NEVER had the ABS light come on in the 5 years of driving the truck daily.  I did replace the rear ABS sensor to a Raybestos one years ago.  I replaced it again for an OEM Ford one only because the Raybestos connector doesn't click like the OEM one does on the sensor.  I did a bunch of work to my truck months back, which included changing out the rear diff cover to a larger one.  

Now when I drive I can go sometimes 100+ miles or a tank or two and then my ABS light will kick on the dash and stay on until I turn the truck off.  At which point if I turn the truck on it will go through the ABS check and the light shuts off and it's fine.  

If I unplug the sensor while the truck is on the light comes on instantly.  Shut the truck off and then plug the sensor back in, and the truck does it's test and the light goes out.  I've checked the wires and everything and there does not appear to be a short anywhere.  I believe this also because if I take the sensor out of the axle housing and move the wiring all about more than what would normally happen with the suspension not ABS light comes on... but again, will come on instantly when I unplug the sensor.

Would having a larger rear diff cover cause problems like this?  Note that when I pull the codes it indicates a rear sensor.

 So I replaced the rear sensor again with another OEM Ford, and that seems to have helped in the sense that it doesn't happen as often but the fact that I shut the truck off and then start it back and the light is off, tells me it's not the sensor?

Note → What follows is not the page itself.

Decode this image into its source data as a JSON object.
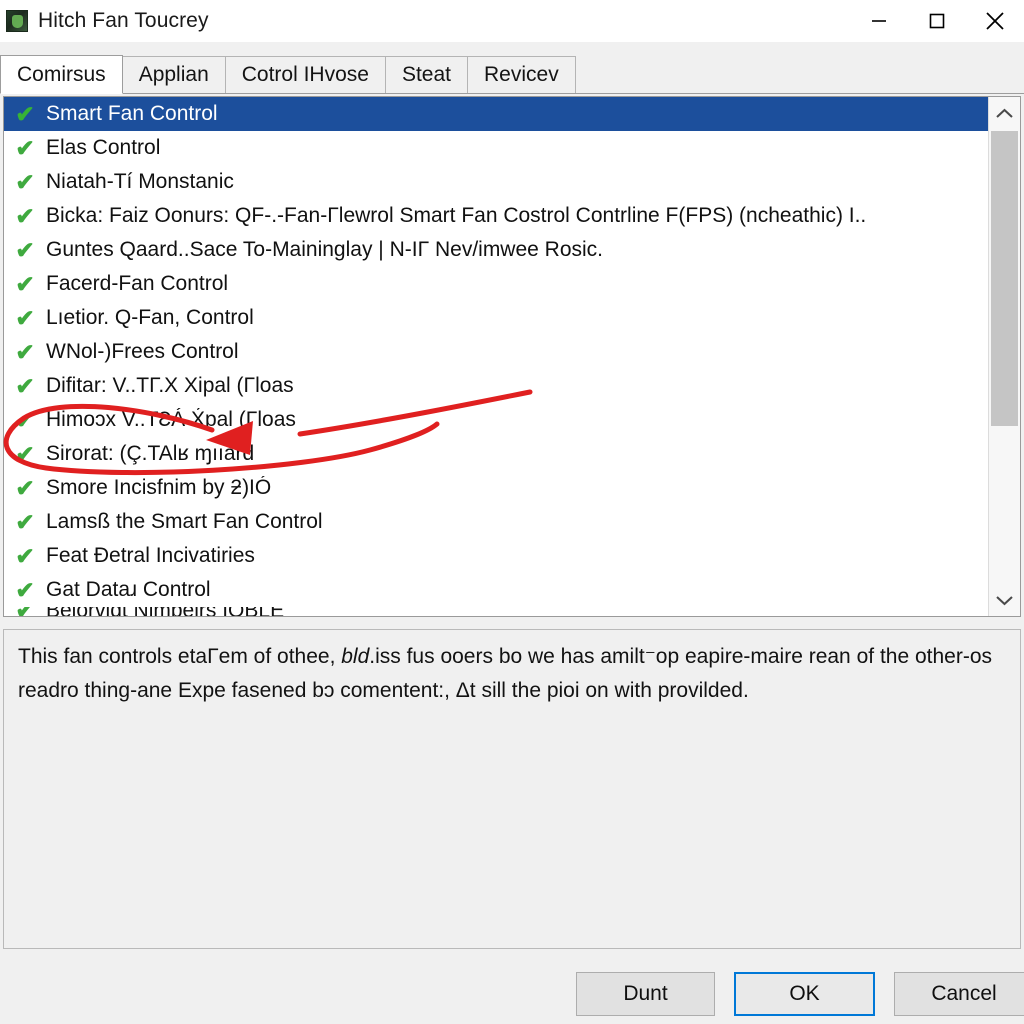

I am thinking about buying a new Raybestos sensor just because I never had any issues using one for 5 years and then after I switched to OEM sensor have a random ABS light come on.

I also changed out the front ABS sensor/cruise control switch on the master cylinder block along with a new harness... I hate throwing parts at things but these two items are cheap.  It just gets annoying if I buy the same sensor x3...$60..etc.  That's annoying to me..lol

What else could possibly cause this?  I've checked with my scanner and when the rear end is up.  I can see that the ABS sensor is in fact sending a speed of the rear wheels.  I check the front wheels and each sensor also sends a speed/single.

This ONLY comes on when I am going slowly or stop and go type of traffic when I go from a slight crawl to almost no speed...  but again doesn't happen all the time.  Today it happened going to work when I was stopped and maybe going less than a mph... then I shut it off and turned the truck back on and didn't come back until coming home and stuck in stop and go crawling type of traffic....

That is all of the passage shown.